Der staatliche saudische Energiekonzern Saudi Aramco plant mit chinesischen Partnern ein milliardenschweres neues Ölraffinerie- und Petrochemieprojekt in China. Das Projekt wird voraussichtlich 83,7 Milliarden Yuan (etwa 12,2 Milliarden Dollar) kosten, wie der Partner Panjin Xicheng Industrial Group im Onlinedienst WeChat mitteilte.
Für Aramco ist es die zweite große Investition in China in der Raffinerie und Petrochemie. Der Bau in Panjin in der nordöstlichen Provinz Liaoning soll im zweiten Quartal beginnen, bis 2026 soll die Anlage voll betriebsbereit sein.
Der Komplex, den das Joint Venture Huajin Aramco Petrochemical Company (HAPCO) bauen und betreiben wird, soll eine Ölraffinerie mit einer Kapazität von 300.000 Barrel pro Tag (bpd) und einen Cracker mit einer jährlichen Produktionskapazität von 1,65 Millionen Tonnen Ethylen und zwei Millionen Tonnen Paraxylol beherbergen.
Die staatliche Norinco-Gruppe, ein chinesischer Hersteller von Militärausrüstung, hält mit 51 Prozent die Mehrheit an HAPCO, bei Aramco und Panjin Xincheng liegen 30 beziehungsweise 19 Prozent der Anteile.
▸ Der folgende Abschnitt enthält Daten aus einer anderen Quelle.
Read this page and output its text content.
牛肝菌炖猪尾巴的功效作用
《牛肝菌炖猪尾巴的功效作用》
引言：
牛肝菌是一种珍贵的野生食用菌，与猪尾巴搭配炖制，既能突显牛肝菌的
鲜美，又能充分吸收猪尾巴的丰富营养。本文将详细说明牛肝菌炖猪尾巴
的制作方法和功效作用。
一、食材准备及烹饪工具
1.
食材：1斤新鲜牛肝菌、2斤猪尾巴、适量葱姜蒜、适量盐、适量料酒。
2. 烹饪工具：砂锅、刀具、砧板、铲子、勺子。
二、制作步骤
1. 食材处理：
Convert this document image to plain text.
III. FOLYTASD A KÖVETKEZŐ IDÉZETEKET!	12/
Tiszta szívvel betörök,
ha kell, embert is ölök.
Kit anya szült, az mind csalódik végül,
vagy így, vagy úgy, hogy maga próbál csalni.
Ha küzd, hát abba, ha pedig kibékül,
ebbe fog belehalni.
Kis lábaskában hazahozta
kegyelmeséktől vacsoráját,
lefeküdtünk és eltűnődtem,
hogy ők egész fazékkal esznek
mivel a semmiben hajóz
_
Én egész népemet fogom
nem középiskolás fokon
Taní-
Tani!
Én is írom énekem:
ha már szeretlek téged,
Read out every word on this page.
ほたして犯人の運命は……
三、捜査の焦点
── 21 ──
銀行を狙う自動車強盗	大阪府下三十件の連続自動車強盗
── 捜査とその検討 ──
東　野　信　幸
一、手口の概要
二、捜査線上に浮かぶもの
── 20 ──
Darüber hinaus kündigte Aramco am Montag die 3,6 Milliarden US-Dollar schwere Übernahme von zehn Prozent der Anteile an dem chinesischen Konzern Rongsheng Petrochemical an. Unabhängig davon will der Konzern mit der ökonomisch starken südchinesischen Provinz Guangdong mögliche Kooperationen in Bereichen wie Energie oder Forschung und Entwicklung ausloten. In der Region stehen bereits große Petrochemie-Anlagen des Ölkonzerns Exxon Mobile oder der Chemiefirma BASF.
„Wir denken in Dekaden, nicht Quartalen“
Seit einigen Jahren verstärken China und Saudi-Arabien ihre wirtschaftlichen Beziehungen. Aufhorchen ließen in diesem Zusammenhang Aussagen Nassers, dass die Zukunft für Aramco mit Blick auf die kommenden Jahrzehnte in Asien und hier insbesondere in China liege.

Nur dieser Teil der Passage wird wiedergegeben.